Kepala Pusat Data Informasi dan Humas BNPB Sutopo Purwo Nugroho mengatakan kejadian tersebut berawal dari hujan dengan intensitas tinggi sehingga membuat air di aliran sungai Cipatujah meluap.

Di Trenggalek, Jawa Timur, hujan lebat pada Senin (5/11) malam mengakibatkan banjir setinggi lebih dari 30 cm di perkampungan warga di empat RT Desa Masaran, Kecamatan Munjungan. Salah satu dapur rumah warga di Desa Masaran, Kecamatan Munjungan tertimbun longsoran tanah dari tebing di belakang rumah. Di Dusun Suwaru, ruas jalan kampung tertimbun longsor dari tebing di sisi jalan, mengakibatkan sebagian badan jalan amblas.

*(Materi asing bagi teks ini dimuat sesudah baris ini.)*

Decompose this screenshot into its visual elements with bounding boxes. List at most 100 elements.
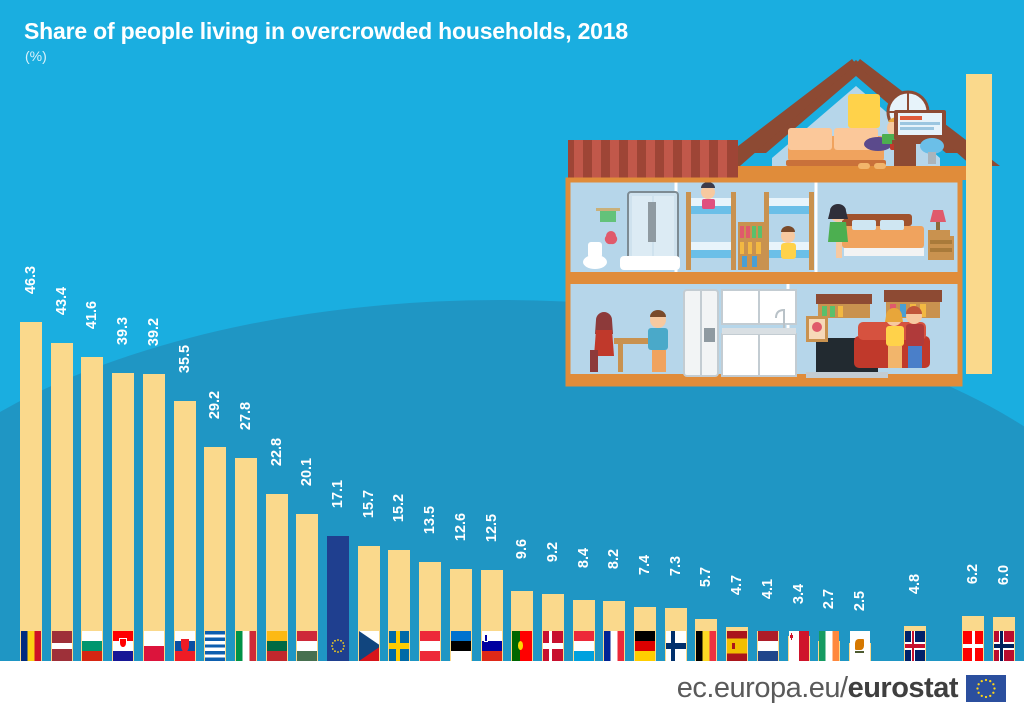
bar[interactable] (81, 356, 104, 661)
bar-group[interactable]: 29.2Greece (204, 174, 227, 661)
flag-germany (635, 631, 655, 661)
bar-group[interactable]: 2.7Ireland (818, 174, 841, 661)
bar-value-label: 17.1 (330, 479, 346, 508)
bar[interactable] (296, 513, 319, 661)
bar-value-label: 6.0 (996, 565, 1012, 586)
bar-group[interactable]: 15.7Czechia (357, 174, 380, 661)
bar-value-label: 13.5 (422, 506, 439, 535)
bar-value-label: 5.7 (698, 567, 715, 588)
bar-value-label: 27.8 (237, 401, 254, 430)
chart-panel: Share of people living in overcrowded ho… (0, 0, 1024, 661)
brand-url: ec.europa.eu/eurostat (676, 672, 959, 705)
flag-hungary (297, 631, 318, 661)
flag-czechia (358, 631, 379, 661)
bar-value-label: 7.3 (667, 555, 684, 576)
bar[interactable] (112, 373, 135, 661)
bar[interactable] (234, 457, 257, 661)
bar-group[interactable]: 6.2Switzerland (962, 174, 985, 661)
flag-sweden (389, 631, 410, 661)
flag-bulgaria (82, 631, 103, 661)
bar-chart-plot: 46.3Romania 43.4Latvia 41.6Bulgaria 39.3Cro… (20, 174, 1015, 661)
flag-luxembourg (573, 631, 594, 661)
unit-label: (%) (25, 48, 47, 64)
flag-spain (727, 631, 748, 661)
bar-group[interactable]: 46.3Romania (20, 174, 42, 661)
bar-group[interactable]: 8.4Luxembourg (572, 174, 595, 661)
bar-value-label: 12.6 (452, 512, 469, 541)
bar-group[interactable]: 5.7Belgium (695, 174, 718, 661)
bar-group[interactable]: 12.5Slovenia (480, 174, 503, 661)
bar-group[interactable]: 22.8Lithuania (265, 174, 288, 661)
bar[interactable] (173, 401, 196, 661)
flag-romania (21, 631, 41, 661)
bar-group[interactable]: 13.5Austria (419, 174, 442, 661)
bar-group[interactable]: 27.8Italy (234, 174, 257, 661)
bar[interactable] (204, 447, 227, 661)
brand-suffix: eurostat (847, 672, 959, 704)
bar-value-label: 4.7 (729, 574, 746, 595)
bar-value-label: 9.2 (544, 541, 561, 562)
flag-italy (235, 631, 256, 661)
bar-group[interactable]: 41.6Bulgaria (81, 174, 104, 661)
bar-value-label: 8.2 (606, 548, 623, 570)
flag-malta (788, 631, 809, 661)
bar-group[interactable]: 4.7Spain (726, 174, 749, 661)
flag-cyprus (849, 631, 870, 661)
cutaway-house-illustration (565, 59, 1000, 387)
bar-value-label: 2.7 (821, 589, 838, 610)
bar-value-label: 6.2 (965, 563, 982, 584)
bar[interactable] (327, 535, 349, 661)
bar-value-label: 46.3 (23, 265, 39, 295)
bar-group[interactable]: 39.3Croatia (112, 174, 135, 661)
flag-switzerland (963, 631, 984, 661)
bar-group[interactable]: 4.8United Kingdom (903, 174, 926, 661)
flag-greece (205, 631, 226, 661)
bar-group[interactable]: 9.2Denmark (541, 174, 564, 661)
footer: ec.europa.eu/eurostat (0, 661, 1024, 711)
bar-value-label: 41.6 (84, 300, 101, 329)
flag-united-kingdom (904, 631, 925, 661)
bar-value-label: 20.1 (299, 457, 316, 486)
bar-group[interactable]: 6.0Norway (993, 174, 1015, 661)
bar-group[interactable]: 35.5Slovakia (173, 174, 196, 661)
bar-group[interactable]: 43.4Latvia (50, 174, 73, 661)
bar-group[interactable]: 8.2France (603, 174, 626, 661)
eurostat-brand[interactable]: ec.europa.eu/eurostat (677, 672, 1006, 705)
bar-group[interactable]: 15.2Sweden (388, 174, 411, 661)
flag-lithuania (266, 631, 287, 661)
bar-group[interactable]: 4.1Netherlands (756, 174, 779, 661)
bar-group[interactable]: 2.5Cyprus (848, 174, 871, 661)
bar-group[interactable]: 17.1European Union (327, 174, 349, 661)
flag-estonia (450, 631, 471, 661)
brand-prefix: ec.europa.eu/ (676, 672, 848, 704)
bar-value-label: 29.2 (207, 391, 224, 420)
bar-value-label: 4.8 (906, 573, 923, 594)
bar-group[interactable]: 7.3Finland (664, 174, 687, 661)
bar-group[interactable]: 20.1Hungary (296, 174, 319, 661)
bar-group[interactable]: 12.6Estonia (449, 174, 472, 661)
bar-value-label: 15.7 (360, 489, 377, 519)
bar-group[interactable]: 39.2Poland (142, 174, 165, 661)
bar[interactable] (50, 343, 73, 661)
bar-value-label: 39.2 (145, 317, 162, 347)
bar-value-label: 9.6 (514, 538, 531, 559)
bar-value-label: 12.5 (483, 513, 500, 542)
bar-value-label: 2.5 (851, 590, 868, 611)
flag-latvia (51, 631, 72, 661)
flag-croatia (113, 631, 134, 661)
flag-denmark (542, 631, 563, 661)
flag-slovenia (481, 631, 502, 661)
bar-value-label: 35.5 (176, 345, 193, 374)
bar[interactable] (142, 374, 165, 661)
flag-slovakia (174, 631, 195, 661)
bar[interactable] (265, 494, 288, 661)
bar-group[interactable]: 3.4Malta (787, 174, 810, 661)
bar[interactable] (20, 322, 42, 661)
bar-value-label: 39.3 (115, 317, 132, 346)
bar-group[interactable]: 7.4Germany (634, 174, 656, 661)
page-title: Share of people living in overcrowded ho… (24, 18, 628, 44)
flag-france (604, 631, 625, 661)
bar-group[interactable]: 9.6Portugal (511, 174, 534, 661)
bar-value-label: 22.8 (268, 438, 285, 467)
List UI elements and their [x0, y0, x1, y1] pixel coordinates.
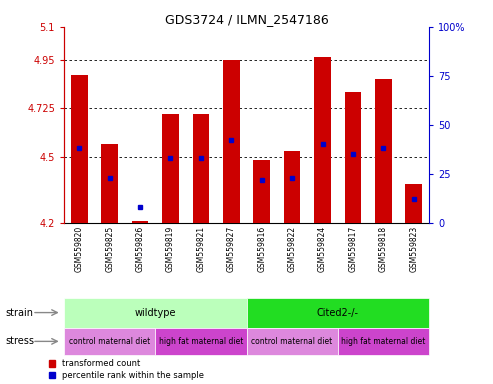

Badan Nasional Penanggulangan Bencana (BNPB) mencatat selama kurun waktu Januari sampai Februari 2018, dari 513 bencana alam, 157 dan 137 di antaranya adalah bencana banjir dan longsor. Sepuluh kasus adalah kombinasi banjir dan tanah longsor. Selama awal 2018, tercatat 45 korban jiwa meninggal dunia dan hilang akibat longsor.

Menurut Sutopo, sejak 2014 longsor menjadi bencana paling mematikan di Indonesia. BNPB memperkirakan sekitar 40,9 juta jiwa masyarakat Indonesia bermukim di daerah rawan longsor pada level sedang hingga tinggi.

Mengurai Pemicu Banjir dan Tanah Longsor

Musim hujan mengakhiri kekeringan dan hawa panas, namun juga mendatangkan momok bagi warga yang daerahnya berpotensi diterjang banjir dan tanah longsor. Awal September 2018, Badan Meteorologi Klimatologi dan Geofisika (BMKG) mengumumkan bahwa awal musim hujan 2018/2018 akan terjadi pada Oktober-November-Desember 2018. Setiap wilayah memasuki musim hujan di waktu yang tak bersamaan. Musim hujan 2018/2019 diprediksi akan mencapai puncaknya pada Januari-Februari.

Terkait curah hujan tinggi yang terasa di awal November ini, BMKG pada Senin (5/11) mengingatkan bahwa sebagian besar wilayah Indonesia mengalami peningkatan hujan dan meminta masyarakat untuk waspada.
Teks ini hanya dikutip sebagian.